Jerônimo, em suas traduções latinas, usa o termo biblioteca para descrever a coleção de escritos sagrados judeus e cristãos.

No final do século IV, João Crisóstomo refere-se ao Antigo e ao Novo Testamento como Ta Biblia em suas Homilias sobre a Epístola aos Colossenses e faz alusão nas Homilias sobre Mateus.

Com o tempo, biblia tornou-se um título comum para as sagradas escrituras dos cristãos em latim e outras línguas europeias.

Os judeus preferiram os termos Tanakh ou Miqra.

Um catálogo de uma biblioteca francesa do século IX fala explicitamente das Escrituras canônicas já como Bíblia.
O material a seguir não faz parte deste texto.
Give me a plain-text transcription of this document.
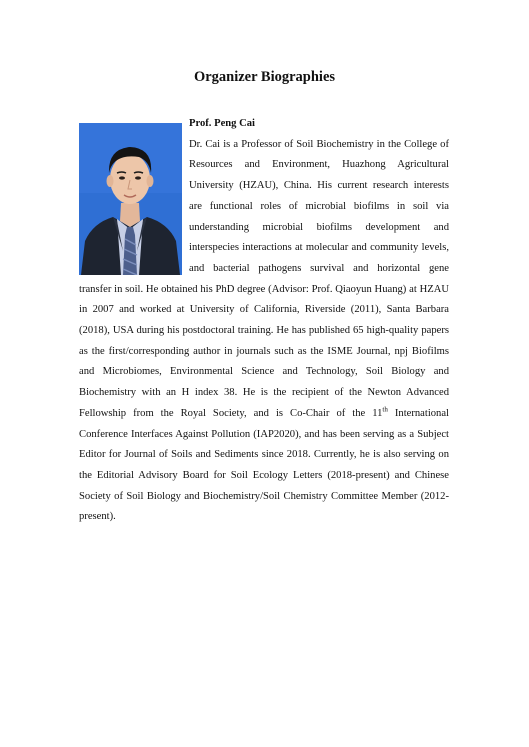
Organizer Biographies
Prof. Peng Cai
Dr. Cai is a Professor of Soil Biochemistry in the College of
Resources and Environment, Huazhong Agricultural
University (HZAU), China. His current research interests
are functional roles of microbial biofilms in soil via
understanding microbial biofilms development and
interspecies interactions at molecular and community levels,
and bacterial pathogens survival and horizontal gene
transfer in soil. He obtained his PhD degree (Advisor: Prof. Qiaoyun Huang) at HZAU in 2007 and worked at University of California, Riverside (2011), Santa Barbara (2018), USA during his postdoctoral training. He has published 65 high-quality papers as the first/corresponding author in journals such as the ISME Journal, npj Biofilms and Microbiomes, Environmental Science and Technology, Soil Biology and Biochemistry with an H index 38. He is the recipient of the Newton Advanced Fellowship from the Royal Society, and is Co-Chair of the 11th International Conference Interfaces Against Pollution (IAP2020), and has been serving as a Subject Editor for Journal of Soils and Sediments since 2018. Currently, he is also serving on the Editorial Advisory Board for Soil Ecology Letters (2018-present) and Chinese Society of Soil Biology and Biochemistry/Soil Chemistry Committee Member (2012-present).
Esta antologia foi canonizada, isto é, reconhecida como Escrituras em um longo processo. A partir do século IV passou a ser reproduzida entre cristãos como uma coletânea em poucos ou um só volume. Com a invenção da imprensa, popularizou-se sua edição em um só volume.

Sua mensagem é diversa, polifônica, mas coesa e coerente como em um mosaico, o qual não é algo fragmentário ou parcial, mas capaz de transmitir efetivamente sua comunicação revelada.

Seus livros no cânon protestante constituem 66 títulos.